Crucell and NIH Gain Approval and Move to Recruitment for Malaria Vaccine Clinical Study
Leiden, The Netherlands, December 19, 2006 - Dutch biotechnology company Crucell N.V. (Euronext, NASDAQ: CRXL; Swiss Exchange: CRX) today announced that it has obtained regulatory and ethical approval to test the safety, tolerability and immunogenicity of its AdVac®-based malaria vaccine it is currently developing in collaboration with the National Institute of Allergy and Infectious Diseases (NIAID), part of the US National Institutes of Health (NIH). This opens the way for the imminent commencement of a Phase I clinical trial, with recruitment of volunteers underway.

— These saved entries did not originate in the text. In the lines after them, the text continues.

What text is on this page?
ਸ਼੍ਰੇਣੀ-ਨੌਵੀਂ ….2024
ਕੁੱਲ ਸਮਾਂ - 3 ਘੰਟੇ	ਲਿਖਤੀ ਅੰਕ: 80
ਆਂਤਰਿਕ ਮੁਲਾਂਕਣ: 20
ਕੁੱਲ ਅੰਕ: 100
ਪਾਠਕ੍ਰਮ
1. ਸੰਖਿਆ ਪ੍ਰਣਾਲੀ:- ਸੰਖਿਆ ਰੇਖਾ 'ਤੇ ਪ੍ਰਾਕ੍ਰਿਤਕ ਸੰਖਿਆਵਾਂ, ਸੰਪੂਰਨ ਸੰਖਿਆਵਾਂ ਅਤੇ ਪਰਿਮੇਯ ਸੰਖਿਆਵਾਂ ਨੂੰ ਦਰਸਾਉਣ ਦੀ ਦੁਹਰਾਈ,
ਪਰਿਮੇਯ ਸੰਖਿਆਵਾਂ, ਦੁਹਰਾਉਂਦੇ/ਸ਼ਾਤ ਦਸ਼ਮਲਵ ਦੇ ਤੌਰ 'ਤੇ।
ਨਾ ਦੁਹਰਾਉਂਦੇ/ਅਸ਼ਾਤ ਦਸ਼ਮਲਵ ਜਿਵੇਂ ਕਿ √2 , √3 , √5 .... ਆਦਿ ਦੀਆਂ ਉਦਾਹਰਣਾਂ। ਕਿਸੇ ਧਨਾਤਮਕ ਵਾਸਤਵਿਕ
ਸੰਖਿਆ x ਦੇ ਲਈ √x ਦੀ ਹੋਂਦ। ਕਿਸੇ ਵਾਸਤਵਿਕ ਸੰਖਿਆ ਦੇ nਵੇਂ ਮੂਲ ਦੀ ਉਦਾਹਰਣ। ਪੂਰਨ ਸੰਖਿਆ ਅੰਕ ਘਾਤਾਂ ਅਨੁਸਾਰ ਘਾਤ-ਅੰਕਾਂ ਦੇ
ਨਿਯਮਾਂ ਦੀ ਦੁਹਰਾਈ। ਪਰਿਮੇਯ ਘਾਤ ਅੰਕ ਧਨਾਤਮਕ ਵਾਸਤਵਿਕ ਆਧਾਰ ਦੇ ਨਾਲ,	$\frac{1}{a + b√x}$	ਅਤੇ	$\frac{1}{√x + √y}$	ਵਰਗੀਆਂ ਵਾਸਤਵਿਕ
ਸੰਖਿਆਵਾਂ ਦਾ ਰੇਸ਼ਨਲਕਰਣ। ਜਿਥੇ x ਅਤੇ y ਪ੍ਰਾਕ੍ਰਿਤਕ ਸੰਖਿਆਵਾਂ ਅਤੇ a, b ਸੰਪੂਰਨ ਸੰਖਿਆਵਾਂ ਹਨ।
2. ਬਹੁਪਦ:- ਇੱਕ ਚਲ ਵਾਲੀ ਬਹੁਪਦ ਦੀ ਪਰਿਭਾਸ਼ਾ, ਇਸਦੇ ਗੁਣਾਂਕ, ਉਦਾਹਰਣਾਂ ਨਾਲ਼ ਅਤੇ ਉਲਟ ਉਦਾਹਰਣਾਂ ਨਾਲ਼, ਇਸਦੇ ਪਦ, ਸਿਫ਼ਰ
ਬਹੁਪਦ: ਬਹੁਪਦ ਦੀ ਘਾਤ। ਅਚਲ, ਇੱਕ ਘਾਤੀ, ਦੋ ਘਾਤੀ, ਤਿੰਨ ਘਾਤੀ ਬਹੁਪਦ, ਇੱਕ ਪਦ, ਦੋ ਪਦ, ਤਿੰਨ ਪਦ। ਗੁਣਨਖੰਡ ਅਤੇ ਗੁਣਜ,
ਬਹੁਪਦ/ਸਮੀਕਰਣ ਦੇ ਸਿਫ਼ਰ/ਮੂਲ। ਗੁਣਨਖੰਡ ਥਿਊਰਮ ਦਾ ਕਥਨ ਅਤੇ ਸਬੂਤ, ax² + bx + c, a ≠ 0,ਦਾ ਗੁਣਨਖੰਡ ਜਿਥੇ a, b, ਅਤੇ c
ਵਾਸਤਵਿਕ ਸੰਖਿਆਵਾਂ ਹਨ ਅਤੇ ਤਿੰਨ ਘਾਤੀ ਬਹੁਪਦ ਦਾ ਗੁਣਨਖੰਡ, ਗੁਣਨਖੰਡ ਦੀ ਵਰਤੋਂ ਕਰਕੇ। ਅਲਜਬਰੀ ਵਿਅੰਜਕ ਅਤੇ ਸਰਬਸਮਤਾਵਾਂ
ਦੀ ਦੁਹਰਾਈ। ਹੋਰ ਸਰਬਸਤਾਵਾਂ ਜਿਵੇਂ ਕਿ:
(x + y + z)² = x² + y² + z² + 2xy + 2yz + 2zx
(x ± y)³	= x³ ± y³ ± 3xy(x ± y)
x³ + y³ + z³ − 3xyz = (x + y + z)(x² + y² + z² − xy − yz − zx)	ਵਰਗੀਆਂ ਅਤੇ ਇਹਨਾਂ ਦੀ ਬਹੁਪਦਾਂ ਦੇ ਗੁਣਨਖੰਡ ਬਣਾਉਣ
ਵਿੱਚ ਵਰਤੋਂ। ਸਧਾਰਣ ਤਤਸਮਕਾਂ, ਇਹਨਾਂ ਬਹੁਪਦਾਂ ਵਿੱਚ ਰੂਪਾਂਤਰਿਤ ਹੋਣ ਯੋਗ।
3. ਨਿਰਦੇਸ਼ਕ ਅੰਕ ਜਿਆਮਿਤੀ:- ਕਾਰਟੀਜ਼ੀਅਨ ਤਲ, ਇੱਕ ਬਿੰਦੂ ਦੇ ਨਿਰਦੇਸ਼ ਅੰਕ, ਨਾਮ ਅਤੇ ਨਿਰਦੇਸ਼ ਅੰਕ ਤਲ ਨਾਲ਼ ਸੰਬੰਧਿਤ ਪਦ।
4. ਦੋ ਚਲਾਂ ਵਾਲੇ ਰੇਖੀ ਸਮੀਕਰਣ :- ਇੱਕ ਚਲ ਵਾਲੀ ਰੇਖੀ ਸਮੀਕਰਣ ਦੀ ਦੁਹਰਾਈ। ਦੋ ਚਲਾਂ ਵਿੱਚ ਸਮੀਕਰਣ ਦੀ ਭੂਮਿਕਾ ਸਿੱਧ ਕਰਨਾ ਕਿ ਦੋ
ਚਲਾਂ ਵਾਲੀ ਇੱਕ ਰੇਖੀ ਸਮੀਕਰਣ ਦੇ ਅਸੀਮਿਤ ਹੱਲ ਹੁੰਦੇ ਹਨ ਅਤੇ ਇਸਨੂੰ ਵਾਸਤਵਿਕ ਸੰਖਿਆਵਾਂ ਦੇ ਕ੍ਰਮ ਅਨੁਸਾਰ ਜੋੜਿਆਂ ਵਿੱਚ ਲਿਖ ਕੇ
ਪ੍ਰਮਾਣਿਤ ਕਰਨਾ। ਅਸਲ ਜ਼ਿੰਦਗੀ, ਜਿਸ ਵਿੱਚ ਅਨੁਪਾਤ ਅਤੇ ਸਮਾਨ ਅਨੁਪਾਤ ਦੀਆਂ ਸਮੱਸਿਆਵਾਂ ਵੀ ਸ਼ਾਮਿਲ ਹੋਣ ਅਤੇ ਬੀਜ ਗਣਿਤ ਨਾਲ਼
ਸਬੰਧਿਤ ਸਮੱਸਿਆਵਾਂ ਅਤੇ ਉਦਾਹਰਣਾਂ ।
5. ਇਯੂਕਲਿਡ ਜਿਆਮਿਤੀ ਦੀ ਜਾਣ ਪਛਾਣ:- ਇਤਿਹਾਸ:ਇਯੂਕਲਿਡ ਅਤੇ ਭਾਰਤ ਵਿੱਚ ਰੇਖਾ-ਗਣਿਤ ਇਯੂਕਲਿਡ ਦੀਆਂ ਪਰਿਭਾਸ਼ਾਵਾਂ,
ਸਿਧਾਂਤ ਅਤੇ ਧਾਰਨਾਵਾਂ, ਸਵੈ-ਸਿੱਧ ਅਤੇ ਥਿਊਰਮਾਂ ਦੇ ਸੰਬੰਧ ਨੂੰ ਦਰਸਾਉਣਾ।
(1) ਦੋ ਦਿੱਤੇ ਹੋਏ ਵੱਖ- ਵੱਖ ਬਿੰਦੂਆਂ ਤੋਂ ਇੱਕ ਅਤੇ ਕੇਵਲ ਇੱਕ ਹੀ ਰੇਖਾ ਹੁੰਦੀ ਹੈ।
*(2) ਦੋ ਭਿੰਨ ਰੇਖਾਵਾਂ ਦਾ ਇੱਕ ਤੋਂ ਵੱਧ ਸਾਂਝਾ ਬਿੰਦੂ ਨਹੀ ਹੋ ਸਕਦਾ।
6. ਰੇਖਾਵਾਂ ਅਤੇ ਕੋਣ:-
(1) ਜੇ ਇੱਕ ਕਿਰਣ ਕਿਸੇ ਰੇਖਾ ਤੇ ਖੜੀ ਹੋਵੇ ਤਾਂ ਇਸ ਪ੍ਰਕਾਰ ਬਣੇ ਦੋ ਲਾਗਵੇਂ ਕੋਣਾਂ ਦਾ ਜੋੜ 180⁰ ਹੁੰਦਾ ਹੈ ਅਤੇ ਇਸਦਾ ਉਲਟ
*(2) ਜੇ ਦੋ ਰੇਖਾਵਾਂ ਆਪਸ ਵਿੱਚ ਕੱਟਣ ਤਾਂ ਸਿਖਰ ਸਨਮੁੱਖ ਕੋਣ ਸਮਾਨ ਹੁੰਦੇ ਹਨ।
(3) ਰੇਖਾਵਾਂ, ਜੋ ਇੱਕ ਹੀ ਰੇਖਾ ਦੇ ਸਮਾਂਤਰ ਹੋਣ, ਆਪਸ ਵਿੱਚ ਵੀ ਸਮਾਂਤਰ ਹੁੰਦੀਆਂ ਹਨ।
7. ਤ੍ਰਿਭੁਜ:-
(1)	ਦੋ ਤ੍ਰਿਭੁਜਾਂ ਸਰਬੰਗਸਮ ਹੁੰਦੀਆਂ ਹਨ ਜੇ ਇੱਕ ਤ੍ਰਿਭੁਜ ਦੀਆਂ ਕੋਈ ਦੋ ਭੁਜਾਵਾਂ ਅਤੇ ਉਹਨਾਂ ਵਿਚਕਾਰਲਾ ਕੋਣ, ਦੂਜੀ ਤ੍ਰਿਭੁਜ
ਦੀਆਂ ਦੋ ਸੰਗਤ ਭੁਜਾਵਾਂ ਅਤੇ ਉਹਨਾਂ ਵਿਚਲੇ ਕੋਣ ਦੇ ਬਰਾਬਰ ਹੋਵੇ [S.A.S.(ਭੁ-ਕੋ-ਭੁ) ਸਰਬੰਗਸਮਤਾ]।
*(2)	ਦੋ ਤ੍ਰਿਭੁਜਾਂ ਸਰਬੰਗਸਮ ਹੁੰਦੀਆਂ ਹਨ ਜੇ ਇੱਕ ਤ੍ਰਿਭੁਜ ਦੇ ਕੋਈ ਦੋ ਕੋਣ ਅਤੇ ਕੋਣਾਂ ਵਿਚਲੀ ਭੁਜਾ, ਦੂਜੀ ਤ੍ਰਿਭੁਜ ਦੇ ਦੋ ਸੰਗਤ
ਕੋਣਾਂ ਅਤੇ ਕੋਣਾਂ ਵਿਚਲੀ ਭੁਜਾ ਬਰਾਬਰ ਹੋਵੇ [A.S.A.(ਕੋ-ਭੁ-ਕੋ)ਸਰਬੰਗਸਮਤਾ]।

The clinical trial will be a randomized, double-blind, placebo-controlled study that will test the vaccine in a dose-escalation trial involving 96 healthy volunteers. The Phase I trial will be funded by NIAID and conducted by researchers at Vanderbilt University, one of NIAID’s Vaccine and Treatment Evaluation Units.
“The entry of our AdVac®-based malaria vaccine into the clinic is a proud moment for Crucell,” said Jaap Goudsmit, Chief Scientific Officer at Crucell. “The development of a vaccine against malaria is one of the most important challenges facing global health organizations today, and we believe that we are developing, together with the NIAID, one of the most promising candidate malaria vaccine to date.”
Malaria is one of the biggest killers among communicable diseases today. It is caused by the Plasmodium parasite and transmitted from person-to-person through the bite of a female Anopheles mosquito. The disease currently represents one of the most prevalent infections in tropical and subtropical areas causing severe illness in 300 to 500 million individuals worldwide and causing up to three million deaths every year. Most of these deaths occur among children and pregnant women in the developing world, especially in sub-Saharan Africa. Although the overwhelming majority of morbidity and mortality associated with malaria occur in the developing world, the disease also affects travelers.
About Crucell-NIH Collaboration
In March 2004, it was announced that the NIAID would support the development of an AdVac®-based candidate malaria vaccine with Crucell. The agreement had an estimated value of up to US$3.5 million, covering process development of the candidate malaria vaccine including the production of clinical trial material and the Investigational New Drug (IND) filing. In September 2006, Crucell and the NIAID extended the collaboration with the signing of a clinical trial agreement.
About AdVac® technology
AdVac® technology is a vaccine technology developed by Crucell considered to play a potentially important role in the fight against emerging and re-emerging infectious diseases, and in bio-defense. The technology supports the practice of inserting genetic material from the disease-causing virus or parasite into a ’vehicle’ called a vector, which then delivers the immunogenic material directly to the immune system. Most vectors are based on an adenovirus, such as the virus that causes the common cold. AdVac® technology is specifically designed to manage the problem of pre-existing immunity in humans against the most commonly used recombinant vaccine vector, adenovirus serotype 5 (Ad5), without compromising large-scale production capabilities or the immunogenic properties of Ad5. AdVac® technology is based on adenovirus vectors that do not regularly occur in the human population, such as Ad11 and Ad35. In contrast to the AdVac® vectors, antibodies to Ad5 are widespread among people of all ages and are known to lower the immune response to Ad5-based vaccines, thereby impairing the potency of these vaccines. AdVac® vectors can be engineered to contain small genetic fragments of different viruses. This makes the development of a wide variety of new vaccines possible. AdVac® vectors also can be produced on the PER.C6® using Crucell’s PER.C6® production technology, which supports cost-effective production of safe vaccines in commercial quantities.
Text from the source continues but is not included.